Can Hendrick overcome the aero issues Jimmie Johnson exposed at Vegas?
During the opening laps of last Sunday’s Pennzoil 400 at Las Vegas Motor Speedway, Jimmie Johnson looked like the driver who has won 83 races and a record-tying seven Monster Energy NASCAR Cup Series championships.
Johnson’s No. 48 Hendrick Motorsports Chevrolet was running in the top five, suggesting that Johnson and crew chief Kevin Meendering might have a car capable of challenging for the win.
But as Johnson lost positions, the handling of his Chevy got positively evil and revealed a problem Hendrick has to solve to make its cars consistently competitive.
“We were very aggressive with the set-up of our car,” Johnson said on Friday afternoon at ISM Raceway before qualifying 15th for Sunday’s TicketGuardian 500 (3:30 p.m. ET on FOX, MRN and SiriusXM NASCAR Radio). “I think once we took consistent air off the top of it, it just started bouncing and went haywire. That thing was bouncing all over the place once I got to like 15th or 20th on the track.”
The challenge is to find a setup that is fast in clean air without being out of control in the dirty air a car encounters mid-pack. At Las Vegas, Johnson finished 19th, the first car one lap down.
“As hard as we try, when the car’s performance is based on over-body downforce, you are never going to change the fact that the leader has better air. I don’t think it matters how big the spoiler is which throws air up higher and then you’ve got these (front drag) ducts that throws it out wider."
“The way we create downforce is tough. It’s tough to have that consistent downforce in traffic. It’s just the way it is.”
To win a record eighth championship, Johnson and his team will have to master the idiosyncrasies of the new rules package. In the past, the ability to adapt to new challenges has been one of Hendrick’s hallmarks.
“I’ll race whatever they bring,” Johnson said. “I’m here to figure out whatever the rules package is, and I’ve been doing this long enough to have a lot of downforce, no downforce, a lot of power, no power. We have not gotten off to the start that we expected to."
“Atlanta (a 24th-place result), was pretty rough for us. Vegas we had a lot more speed in the car, but when I lost track position as the race wore on, my car was pretty evil to drive. We are learning each and every step. We have been off to a good start here in Phoenix. I know it’s way different than that other package, but we’re learning as we go, and we just have to do a better job and get better.”

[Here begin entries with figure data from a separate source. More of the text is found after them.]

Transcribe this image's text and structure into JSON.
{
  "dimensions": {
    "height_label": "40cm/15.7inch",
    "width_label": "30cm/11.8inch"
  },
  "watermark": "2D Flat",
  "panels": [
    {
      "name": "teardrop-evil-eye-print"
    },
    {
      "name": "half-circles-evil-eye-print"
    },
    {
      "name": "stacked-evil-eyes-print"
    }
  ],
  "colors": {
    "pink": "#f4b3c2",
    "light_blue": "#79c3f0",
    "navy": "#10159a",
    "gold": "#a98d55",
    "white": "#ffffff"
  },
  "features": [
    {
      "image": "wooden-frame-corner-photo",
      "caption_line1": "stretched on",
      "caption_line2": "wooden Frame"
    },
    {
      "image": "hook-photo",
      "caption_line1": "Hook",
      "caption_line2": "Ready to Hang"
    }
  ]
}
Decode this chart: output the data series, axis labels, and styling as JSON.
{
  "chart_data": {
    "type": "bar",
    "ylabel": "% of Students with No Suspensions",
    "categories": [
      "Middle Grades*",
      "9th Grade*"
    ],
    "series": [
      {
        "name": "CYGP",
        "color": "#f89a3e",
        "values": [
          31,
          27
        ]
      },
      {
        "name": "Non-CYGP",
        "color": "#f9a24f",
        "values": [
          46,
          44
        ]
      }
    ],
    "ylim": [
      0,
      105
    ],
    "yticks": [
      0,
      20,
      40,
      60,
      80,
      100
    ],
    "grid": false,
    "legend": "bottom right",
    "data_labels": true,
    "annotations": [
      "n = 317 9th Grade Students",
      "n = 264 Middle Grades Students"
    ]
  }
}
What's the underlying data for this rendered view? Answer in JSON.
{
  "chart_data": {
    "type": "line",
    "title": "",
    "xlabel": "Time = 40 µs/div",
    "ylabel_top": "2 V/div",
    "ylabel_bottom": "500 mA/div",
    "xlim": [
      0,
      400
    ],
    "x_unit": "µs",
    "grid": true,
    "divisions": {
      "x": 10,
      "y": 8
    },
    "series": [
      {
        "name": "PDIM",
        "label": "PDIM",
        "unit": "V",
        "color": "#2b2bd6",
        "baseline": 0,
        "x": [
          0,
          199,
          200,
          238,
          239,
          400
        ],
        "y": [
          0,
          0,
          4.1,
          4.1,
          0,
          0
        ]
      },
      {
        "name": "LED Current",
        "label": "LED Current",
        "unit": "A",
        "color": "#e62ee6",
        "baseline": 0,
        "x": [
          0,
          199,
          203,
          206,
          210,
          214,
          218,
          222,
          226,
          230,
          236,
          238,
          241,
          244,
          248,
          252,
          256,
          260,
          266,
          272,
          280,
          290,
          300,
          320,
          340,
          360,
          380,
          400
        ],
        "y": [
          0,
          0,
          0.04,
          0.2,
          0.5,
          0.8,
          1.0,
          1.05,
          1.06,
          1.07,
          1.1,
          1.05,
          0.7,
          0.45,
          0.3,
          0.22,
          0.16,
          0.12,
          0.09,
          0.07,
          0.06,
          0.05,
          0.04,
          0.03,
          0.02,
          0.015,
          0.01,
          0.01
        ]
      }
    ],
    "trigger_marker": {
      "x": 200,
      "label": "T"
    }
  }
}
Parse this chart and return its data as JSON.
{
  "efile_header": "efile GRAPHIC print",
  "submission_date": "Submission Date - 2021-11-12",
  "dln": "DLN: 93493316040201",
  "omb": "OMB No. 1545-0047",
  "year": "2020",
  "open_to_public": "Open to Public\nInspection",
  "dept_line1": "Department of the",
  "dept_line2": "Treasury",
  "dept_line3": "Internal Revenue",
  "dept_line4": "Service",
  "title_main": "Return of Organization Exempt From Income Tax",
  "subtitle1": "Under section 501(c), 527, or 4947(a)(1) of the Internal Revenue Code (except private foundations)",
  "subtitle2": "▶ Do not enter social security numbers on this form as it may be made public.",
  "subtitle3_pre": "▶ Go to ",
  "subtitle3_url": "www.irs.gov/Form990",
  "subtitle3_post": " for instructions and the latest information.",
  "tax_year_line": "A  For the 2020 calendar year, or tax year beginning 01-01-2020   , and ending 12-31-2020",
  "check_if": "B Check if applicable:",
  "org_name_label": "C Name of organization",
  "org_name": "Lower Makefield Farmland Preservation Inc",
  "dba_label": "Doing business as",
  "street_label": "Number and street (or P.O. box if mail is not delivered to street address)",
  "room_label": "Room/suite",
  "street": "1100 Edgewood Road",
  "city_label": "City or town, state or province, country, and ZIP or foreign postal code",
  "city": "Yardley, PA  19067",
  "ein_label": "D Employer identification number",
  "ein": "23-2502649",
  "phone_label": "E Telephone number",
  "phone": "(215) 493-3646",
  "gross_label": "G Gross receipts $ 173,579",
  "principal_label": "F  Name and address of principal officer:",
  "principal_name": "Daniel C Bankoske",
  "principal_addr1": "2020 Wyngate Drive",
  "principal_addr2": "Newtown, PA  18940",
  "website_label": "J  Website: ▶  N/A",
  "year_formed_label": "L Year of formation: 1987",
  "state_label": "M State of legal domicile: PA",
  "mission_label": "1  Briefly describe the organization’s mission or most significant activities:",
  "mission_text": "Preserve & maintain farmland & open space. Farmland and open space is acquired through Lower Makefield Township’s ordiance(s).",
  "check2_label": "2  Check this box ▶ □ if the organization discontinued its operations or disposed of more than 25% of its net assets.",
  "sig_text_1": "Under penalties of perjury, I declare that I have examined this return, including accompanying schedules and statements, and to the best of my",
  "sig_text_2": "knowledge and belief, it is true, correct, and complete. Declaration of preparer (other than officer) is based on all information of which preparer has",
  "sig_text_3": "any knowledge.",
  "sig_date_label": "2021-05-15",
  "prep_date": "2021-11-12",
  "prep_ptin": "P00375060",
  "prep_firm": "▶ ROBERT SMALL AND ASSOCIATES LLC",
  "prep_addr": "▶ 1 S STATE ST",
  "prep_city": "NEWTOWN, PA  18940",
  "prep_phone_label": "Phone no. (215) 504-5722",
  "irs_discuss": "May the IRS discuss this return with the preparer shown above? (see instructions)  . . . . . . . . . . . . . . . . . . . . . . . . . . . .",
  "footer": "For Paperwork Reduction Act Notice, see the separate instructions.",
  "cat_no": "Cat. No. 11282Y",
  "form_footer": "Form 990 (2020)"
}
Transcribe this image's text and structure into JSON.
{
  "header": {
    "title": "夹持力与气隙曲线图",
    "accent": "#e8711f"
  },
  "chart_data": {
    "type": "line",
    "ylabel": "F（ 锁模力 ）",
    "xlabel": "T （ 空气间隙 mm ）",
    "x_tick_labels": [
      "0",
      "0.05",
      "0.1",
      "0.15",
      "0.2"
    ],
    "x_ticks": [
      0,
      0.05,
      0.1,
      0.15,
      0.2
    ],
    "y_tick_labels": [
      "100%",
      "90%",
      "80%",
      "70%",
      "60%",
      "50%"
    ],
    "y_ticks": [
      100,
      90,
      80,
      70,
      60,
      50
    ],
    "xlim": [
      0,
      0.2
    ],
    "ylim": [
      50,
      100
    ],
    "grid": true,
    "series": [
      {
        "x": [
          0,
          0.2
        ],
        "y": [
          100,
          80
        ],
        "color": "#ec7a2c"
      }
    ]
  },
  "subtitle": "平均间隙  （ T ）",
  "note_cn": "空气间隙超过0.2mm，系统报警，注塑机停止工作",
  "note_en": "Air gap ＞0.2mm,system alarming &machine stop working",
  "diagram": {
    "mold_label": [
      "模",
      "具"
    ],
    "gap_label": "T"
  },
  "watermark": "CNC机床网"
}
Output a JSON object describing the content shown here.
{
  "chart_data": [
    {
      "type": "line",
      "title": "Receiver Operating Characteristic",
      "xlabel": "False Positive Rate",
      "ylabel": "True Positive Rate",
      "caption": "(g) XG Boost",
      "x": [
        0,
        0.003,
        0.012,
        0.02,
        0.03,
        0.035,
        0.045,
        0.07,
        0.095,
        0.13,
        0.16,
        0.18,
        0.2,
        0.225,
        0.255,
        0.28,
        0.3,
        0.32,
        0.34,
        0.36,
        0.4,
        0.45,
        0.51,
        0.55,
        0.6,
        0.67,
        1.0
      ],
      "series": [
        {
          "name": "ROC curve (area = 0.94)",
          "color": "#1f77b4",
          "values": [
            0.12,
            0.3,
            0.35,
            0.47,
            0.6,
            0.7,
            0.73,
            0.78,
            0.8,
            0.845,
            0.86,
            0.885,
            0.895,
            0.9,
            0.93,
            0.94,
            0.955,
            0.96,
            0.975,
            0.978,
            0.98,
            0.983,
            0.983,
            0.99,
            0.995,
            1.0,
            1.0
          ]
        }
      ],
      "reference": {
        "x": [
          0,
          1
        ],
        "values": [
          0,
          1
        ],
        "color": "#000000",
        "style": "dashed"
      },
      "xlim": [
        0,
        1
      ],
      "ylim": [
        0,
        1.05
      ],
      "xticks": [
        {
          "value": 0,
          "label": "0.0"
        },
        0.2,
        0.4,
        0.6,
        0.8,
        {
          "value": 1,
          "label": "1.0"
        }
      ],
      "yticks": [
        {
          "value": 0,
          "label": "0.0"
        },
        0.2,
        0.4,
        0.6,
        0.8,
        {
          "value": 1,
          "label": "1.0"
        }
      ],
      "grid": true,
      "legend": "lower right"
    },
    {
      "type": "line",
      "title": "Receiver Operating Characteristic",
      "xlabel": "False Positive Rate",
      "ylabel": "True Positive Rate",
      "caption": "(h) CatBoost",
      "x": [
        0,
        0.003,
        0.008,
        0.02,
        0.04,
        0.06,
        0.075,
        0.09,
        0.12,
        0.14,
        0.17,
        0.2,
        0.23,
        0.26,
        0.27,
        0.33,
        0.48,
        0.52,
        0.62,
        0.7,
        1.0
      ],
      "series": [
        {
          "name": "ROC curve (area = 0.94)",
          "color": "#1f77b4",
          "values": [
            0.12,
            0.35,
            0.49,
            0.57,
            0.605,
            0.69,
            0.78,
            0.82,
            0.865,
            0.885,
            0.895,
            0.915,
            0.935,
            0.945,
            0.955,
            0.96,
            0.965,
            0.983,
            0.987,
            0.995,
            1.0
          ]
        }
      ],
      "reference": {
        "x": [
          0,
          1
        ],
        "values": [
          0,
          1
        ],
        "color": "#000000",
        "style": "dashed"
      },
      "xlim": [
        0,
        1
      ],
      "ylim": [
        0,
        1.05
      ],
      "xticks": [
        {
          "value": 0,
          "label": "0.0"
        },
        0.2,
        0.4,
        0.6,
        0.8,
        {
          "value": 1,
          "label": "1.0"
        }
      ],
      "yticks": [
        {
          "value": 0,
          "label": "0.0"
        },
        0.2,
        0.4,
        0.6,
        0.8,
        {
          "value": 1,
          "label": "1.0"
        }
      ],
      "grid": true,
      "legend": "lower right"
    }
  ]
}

LOGANO SAYS COMFORT LEVEL WITH NEW RULES IS STILL MILES AWAY
The start of the 2019 Monster Energy NASCAR Cup Series season has brought a smorgasbord of new competition configurations matched widely different surfaces at dramatically different tracks.
Team Penske has gotten the early upper hand with the new rules, with Brad Keselowski winning at Atlanta, Joey Logano following with a victory at Las Vegas and Ryan Blaney snaring the pole position for Sunday’s TicketGuardian 500 at ISM Raceway (3:30 p.m. ET on FOX, MRN and SiriusXM NASCAR Radio).
But Logano believes confidence in the new package is still a relatively distant goal.
“Probably not until we get to the track the second time,” said Logano, who was fastest in Saturday’s final practice with a lap at 137.794 mph. “I think we won’t take off as far off, like even when you go to maybe a Texas for the first time, it won’t be as far off as when we went to Atlanta the first time."
“But when you go to Texas the second time, you’re going to pretty much have a really good idea of what you need, especially after you go through a race once and you realize, ‘OK, this is most important. I need this in my car.’”
FORDS DOMINATE HAPPY HOUR ON EVE OF FIRST “SHORT-TRACK” RACE
Joey Logano topped Saturday’s final practice at ISM Raceway, running 137.794 mph on his sixth lap in the session. Team Penske teammate and pole winner Ryan Blaney was second fastest at 137.221 mph.
With nine-time Phoenix winner Kevin Harvick third and Aric Almirola and Brad Keselowski fifth and sixth, respectively, Ford drivers occupied five of the top six positions on the speed chart. Kyle Busch was the only interloper, posting the fourth quickest lap (136.431 mph) in the sessions best Toyota.
Despite suffering from a lingering cold, Jimmie Johnson was seventh in the fastest Chevrolet.
Though ISM Raceway is a mile long, drivers routinely refer to it as a short track because of the way their cars drive on the relatively flat configuration. Phoenix is the first race of the season that will feature engines that can generate 750 horsepower, thanks to wider openings in the tapered spacers that limit airflow to the power plants.